I was recently reminded by one of the truly fantastic classroom teachers I partner with through the San Francisco Opera’s ARIA program that when planning lessons, holidays can be milked for all they’re worth. Especially Halloween. Thus inspired, I decided to focus on the scary this week with my 4th and 5th grade classes at W.P. Elementary. And I didn’t want just zombies and ghosts. I wanted the Real scary.
Of course, when you ask 31 ten-year old kids what scares them, their first reaction is exactly that: zombies, ghosts, chainsaws, blood, and guts. Their instinct is to fear exactly what they have been taught to fear, regardless of whether they have seen the horror films to match. Though I would be the last to relegate the undead to non-scary (classic horror movies will always give me the creeps), I wanted the students to consider the scary on a level deeper. To find what Really Scared them. In life. For real.

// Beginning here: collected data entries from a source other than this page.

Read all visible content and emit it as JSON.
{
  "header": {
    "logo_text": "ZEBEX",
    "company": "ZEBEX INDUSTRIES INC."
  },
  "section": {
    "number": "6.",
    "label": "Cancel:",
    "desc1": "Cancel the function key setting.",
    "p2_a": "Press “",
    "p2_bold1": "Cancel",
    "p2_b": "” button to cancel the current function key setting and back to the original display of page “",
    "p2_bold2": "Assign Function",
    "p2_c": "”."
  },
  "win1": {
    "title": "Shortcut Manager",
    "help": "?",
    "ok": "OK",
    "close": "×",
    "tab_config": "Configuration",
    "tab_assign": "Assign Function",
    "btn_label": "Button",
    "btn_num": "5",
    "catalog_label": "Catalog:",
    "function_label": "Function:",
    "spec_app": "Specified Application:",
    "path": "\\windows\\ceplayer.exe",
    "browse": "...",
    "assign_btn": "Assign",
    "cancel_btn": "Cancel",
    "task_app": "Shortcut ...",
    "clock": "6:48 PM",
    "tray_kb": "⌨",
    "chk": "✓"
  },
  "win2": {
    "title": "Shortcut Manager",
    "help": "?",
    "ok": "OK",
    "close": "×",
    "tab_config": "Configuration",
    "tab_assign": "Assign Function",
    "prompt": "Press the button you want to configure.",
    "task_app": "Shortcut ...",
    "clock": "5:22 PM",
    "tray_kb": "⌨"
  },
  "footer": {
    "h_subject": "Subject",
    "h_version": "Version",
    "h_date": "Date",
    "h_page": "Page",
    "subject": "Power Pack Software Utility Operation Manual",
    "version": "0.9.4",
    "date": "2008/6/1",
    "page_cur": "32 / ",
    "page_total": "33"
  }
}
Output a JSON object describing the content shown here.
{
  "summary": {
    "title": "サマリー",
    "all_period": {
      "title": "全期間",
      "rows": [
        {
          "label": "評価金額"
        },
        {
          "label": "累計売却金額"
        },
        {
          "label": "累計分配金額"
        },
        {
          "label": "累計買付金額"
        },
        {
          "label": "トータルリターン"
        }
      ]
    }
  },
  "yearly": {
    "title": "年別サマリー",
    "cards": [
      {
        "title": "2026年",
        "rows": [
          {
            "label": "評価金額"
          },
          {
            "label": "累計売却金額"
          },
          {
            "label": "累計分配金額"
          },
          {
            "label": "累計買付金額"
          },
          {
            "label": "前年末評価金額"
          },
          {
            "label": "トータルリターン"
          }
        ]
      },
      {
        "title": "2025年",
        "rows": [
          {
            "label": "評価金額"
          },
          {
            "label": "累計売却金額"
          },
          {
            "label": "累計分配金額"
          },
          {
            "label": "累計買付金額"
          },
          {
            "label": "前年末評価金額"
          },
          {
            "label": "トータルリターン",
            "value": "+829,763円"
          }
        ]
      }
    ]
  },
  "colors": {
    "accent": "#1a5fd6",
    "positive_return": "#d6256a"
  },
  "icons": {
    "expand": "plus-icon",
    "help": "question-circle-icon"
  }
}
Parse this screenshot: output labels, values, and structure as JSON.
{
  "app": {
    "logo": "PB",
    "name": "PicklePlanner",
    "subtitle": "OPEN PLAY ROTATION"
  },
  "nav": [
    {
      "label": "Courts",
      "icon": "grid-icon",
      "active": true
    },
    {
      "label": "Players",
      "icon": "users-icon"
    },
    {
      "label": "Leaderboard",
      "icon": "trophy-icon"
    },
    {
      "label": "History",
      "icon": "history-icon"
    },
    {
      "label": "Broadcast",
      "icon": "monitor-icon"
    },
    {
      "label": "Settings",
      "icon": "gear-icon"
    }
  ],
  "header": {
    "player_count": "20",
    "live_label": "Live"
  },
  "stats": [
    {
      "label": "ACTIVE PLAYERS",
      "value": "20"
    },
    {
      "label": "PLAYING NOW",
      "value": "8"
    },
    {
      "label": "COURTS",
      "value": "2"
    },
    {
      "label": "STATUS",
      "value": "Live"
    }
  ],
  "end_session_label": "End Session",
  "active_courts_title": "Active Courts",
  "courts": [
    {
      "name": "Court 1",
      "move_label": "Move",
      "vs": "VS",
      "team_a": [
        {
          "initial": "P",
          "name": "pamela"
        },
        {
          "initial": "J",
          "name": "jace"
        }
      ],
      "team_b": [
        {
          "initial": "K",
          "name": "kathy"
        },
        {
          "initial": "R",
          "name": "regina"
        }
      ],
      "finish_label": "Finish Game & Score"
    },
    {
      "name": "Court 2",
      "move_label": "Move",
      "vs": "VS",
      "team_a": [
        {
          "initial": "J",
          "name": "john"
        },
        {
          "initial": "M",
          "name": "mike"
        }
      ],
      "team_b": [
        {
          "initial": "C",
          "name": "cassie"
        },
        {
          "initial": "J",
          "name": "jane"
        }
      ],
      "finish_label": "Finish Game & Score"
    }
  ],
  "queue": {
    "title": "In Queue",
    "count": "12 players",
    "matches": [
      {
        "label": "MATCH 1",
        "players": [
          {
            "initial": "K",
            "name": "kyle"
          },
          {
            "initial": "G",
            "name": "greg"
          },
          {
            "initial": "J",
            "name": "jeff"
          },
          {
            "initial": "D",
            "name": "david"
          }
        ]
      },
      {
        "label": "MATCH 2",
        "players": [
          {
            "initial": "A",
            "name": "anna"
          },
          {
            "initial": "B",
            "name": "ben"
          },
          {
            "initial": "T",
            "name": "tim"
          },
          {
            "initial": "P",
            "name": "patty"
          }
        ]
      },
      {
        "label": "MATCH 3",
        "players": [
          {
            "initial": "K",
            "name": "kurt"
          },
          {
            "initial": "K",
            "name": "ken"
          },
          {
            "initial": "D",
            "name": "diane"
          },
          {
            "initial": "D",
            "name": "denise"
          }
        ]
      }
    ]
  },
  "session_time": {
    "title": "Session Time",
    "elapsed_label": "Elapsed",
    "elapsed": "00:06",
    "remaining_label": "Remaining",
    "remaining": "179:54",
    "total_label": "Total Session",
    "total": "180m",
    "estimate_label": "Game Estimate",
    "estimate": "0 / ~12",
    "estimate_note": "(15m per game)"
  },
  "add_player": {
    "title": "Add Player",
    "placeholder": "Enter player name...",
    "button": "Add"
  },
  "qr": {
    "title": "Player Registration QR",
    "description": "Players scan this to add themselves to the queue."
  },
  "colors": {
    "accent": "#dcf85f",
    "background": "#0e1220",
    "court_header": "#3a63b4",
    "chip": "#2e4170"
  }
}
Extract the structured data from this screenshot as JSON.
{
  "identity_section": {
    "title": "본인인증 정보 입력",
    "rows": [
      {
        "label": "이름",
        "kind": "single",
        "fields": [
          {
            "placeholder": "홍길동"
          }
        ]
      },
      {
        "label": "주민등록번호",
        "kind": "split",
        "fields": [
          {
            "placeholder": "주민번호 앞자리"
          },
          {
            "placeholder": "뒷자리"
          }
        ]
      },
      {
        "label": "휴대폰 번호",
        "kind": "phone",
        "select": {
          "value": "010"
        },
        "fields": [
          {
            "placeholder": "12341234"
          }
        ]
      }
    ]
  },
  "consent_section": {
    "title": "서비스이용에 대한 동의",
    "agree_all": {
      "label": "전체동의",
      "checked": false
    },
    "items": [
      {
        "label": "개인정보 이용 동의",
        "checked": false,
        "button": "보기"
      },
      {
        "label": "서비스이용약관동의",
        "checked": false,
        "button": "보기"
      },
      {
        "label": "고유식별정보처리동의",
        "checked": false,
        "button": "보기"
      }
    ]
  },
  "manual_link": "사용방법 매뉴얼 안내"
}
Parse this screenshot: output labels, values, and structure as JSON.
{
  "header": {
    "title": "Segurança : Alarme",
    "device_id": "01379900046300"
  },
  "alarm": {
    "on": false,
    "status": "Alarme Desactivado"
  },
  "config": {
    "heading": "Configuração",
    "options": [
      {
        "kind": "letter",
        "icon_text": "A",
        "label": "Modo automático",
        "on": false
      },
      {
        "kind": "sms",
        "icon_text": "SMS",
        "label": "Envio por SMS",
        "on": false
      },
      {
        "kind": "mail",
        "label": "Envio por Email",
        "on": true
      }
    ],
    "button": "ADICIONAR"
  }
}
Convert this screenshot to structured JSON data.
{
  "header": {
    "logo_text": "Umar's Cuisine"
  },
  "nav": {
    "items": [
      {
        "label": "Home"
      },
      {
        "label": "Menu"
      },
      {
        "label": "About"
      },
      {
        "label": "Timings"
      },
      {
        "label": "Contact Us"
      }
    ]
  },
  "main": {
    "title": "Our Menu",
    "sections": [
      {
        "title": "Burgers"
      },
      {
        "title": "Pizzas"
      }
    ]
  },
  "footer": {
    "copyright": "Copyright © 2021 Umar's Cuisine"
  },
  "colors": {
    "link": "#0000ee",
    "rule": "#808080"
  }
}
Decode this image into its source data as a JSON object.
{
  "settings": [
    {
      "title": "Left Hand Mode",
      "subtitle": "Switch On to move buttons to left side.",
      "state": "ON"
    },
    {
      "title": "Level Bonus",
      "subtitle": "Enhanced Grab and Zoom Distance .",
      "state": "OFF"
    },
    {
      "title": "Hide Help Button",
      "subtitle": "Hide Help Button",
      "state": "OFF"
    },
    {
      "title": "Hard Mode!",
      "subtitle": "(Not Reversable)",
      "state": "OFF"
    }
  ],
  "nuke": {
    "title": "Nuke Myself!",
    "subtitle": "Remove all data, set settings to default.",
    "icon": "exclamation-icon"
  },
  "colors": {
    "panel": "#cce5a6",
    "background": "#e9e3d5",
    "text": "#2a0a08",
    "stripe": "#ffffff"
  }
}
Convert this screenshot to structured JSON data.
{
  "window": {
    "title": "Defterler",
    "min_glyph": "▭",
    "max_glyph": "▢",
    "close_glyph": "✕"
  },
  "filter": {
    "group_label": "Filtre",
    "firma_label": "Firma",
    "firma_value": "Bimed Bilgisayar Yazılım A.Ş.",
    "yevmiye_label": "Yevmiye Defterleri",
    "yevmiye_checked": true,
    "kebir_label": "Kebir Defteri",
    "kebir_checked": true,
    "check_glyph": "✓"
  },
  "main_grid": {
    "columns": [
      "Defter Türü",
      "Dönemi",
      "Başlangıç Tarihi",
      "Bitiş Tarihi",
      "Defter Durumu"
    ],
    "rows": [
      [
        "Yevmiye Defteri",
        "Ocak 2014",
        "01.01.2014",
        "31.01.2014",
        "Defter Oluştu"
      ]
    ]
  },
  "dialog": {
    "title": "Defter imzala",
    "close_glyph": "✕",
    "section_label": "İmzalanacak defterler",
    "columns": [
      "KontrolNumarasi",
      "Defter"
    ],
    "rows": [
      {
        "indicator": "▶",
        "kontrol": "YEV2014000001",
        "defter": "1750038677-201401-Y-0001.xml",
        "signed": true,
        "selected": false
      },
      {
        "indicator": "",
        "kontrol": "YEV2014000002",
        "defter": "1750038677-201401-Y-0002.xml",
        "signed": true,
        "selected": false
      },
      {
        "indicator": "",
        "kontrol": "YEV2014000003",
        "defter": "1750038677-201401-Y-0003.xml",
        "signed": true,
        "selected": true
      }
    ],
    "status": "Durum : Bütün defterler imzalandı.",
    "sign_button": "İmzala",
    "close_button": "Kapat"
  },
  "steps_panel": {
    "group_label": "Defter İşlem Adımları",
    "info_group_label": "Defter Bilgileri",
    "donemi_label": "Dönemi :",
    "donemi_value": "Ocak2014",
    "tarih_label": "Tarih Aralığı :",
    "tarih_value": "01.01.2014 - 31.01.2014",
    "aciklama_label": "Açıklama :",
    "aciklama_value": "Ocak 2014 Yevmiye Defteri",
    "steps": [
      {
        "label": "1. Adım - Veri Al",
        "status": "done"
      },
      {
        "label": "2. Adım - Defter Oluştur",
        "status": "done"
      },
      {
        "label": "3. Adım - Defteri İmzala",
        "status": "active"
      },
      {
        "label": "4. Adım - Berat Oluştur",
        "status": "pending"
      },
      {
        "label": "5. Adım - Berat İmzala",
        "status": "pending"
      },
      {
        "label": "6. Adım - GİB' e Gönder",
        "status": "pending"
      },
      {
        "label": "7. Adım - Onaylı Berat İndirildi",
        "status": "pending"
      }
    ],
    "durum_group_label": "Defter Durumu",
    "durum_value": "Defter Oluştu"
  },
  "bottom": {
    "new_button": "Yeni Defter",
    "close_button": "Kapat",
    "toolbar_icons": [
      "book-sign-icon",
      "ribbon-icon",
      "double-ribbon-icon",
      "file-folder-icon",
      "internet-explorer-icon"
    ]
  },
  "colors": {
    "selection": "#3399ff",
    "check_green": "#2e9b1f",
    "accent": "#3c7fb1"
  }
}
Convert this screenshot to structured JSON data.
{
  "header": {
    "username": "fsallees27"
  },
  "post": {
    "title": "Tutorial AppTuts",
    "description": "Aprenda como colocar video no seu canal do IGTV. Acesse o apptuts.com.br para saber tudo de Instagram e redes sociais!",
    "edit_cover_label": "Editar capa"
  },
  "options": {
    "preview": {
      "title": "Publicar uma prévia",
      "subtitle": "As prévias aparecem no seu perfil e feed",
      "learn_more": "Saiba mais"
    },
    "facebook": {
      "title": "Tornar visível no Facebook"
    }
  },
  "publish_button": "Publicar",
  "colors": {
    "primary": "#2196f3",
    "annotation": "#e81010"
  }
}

I don’t remember anymore what scared me when I was ten years old, but I can guarantee that if you had asked my 5th grade class of fifteen years ago to list what truly scared us, it would have been a completely different list of fears than those recorded on the Room 26 whiteboard yesterday morning. The students were afraid of things that I’m pretty sure I had no awareness of at their age:
- Terrorist Attacks
- Tsunamis
- Guns
- Global Warming
They were particularly scared of 9-11, and the idea of an unexpected disaster was at the core of our entire list.
Given the era these students are growing up in, I suppose their list of fears can’t be too surprising. Our sense of what can be rationally feared has irrevocably shifted with the rise of worldwide terrorist attacks (and our focus on it as a country), and to these students the threat feels very real. As if to tie together the entire lesson, we ended when San Francisco’s weekly noon-time siren sounded, and a voice assured us “This is a test. This is a test of the outdoor emergency system. This is only a test.”